Когда из Трифоновки несколько часов назад стали белые спешно уходить, двух замученных кашеваров оттащили и спрятали в навоз…
И вся история…
Молча и мрачно выслушал полк эту ужасную повесть. Замученных положили у всех на виду и, проделав необходимое, собрались похоронить, отдавая последние почести.

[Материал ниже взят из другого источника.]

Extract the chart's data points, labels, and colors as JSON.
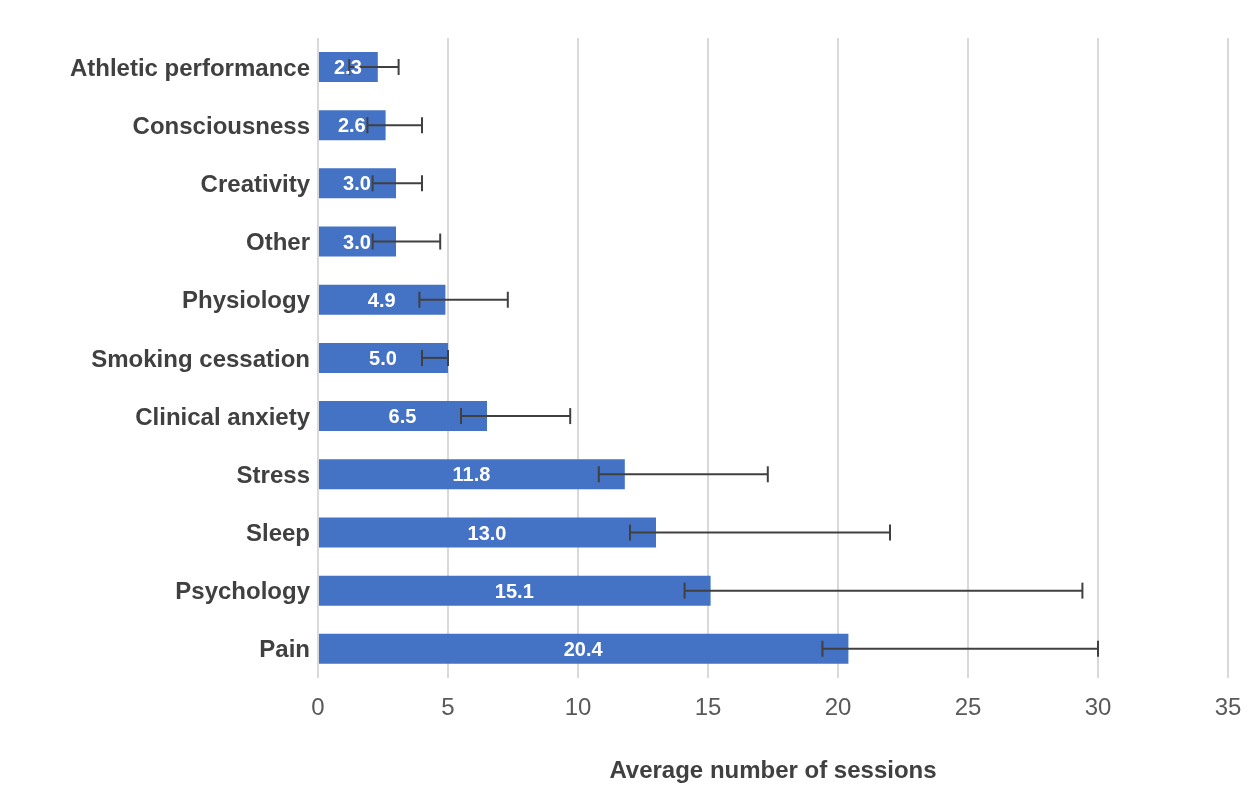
{
  "chart_data": {
    "type": "bar",
    "orientation": "horizontal",
    "xlabel": "Average number of sessions",
    "categories": [
      "Athletic performance",
      "Consciousness",
      "Creativity",
      "Other",
      "Physiology",
      "Smoking cessation",
      "Clinical anxiety",
      "Stress",
      "Sleep",
      "Psychology",
      "Pain"
    ],
    "values": [
      2.3,
      2.6,
      3.0,
      3.0,
      4.9,
      5.0,
      6.5,
      11.8,
      13.0,
      15.1,
      20.4
    ],
    "value_labels": [
      "2.3",
      "2.6",
      "3.0",
      "3.0",
      "4.9",
      "5.0",
      "6.5",
      "11.8",
      "13.0",
      "15.1",
      "20.4"
    ],
    "errors": [
      [
        1.2,
        3.1
      ],
      [
        1.9,
        4.0
      ],
      [
        2.1,
        4.0
      ],
      [
        2.1,
        4.7
      ],
      [
        3.9,
        7.3
      ],
      [
        4.0,
        5.0
      ],
      [
        5.5,
        9.7
      ],
      [
        10.8,
        17.3
      ],
      [
        12.0,
        22.0
      ],
      [
        14.1,
        29.4
      ],
      [
        19.4,
        30.0
      ]
    ],
    "color": "#4472c4",
    "xlim": [
      0,
      35
    ],
    "xticks": [
      0,
      5,
      10,
      15,
      20,
      25,
      30,
      35
    ],
    "grid": "x"
  }
}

В эти минуты приехали Федор с Чапаевым. Они лишь только узнали о случившемся, собрали бойцов и в коротких словах разъяснили им всю бессмысленность подобной жестокости, предупреждая, чтобы по отношению к пленным не было суровой мести.
Но велик был гнев красноармейцев, негодованию не было конца. Замученных опустили в землю, дали три залпа, разошлись… В утреннем бою ни одного из пленных не довели до штаба полка… Никакие речи, никакие уверения не сдержат в бою от мести; за кровь там платят только кровью!..
Даже и на себе Федор испытал отдаленное, но несомненное влияние этой истории: он на следующий день подписал первый смертный приговор белому офицеру.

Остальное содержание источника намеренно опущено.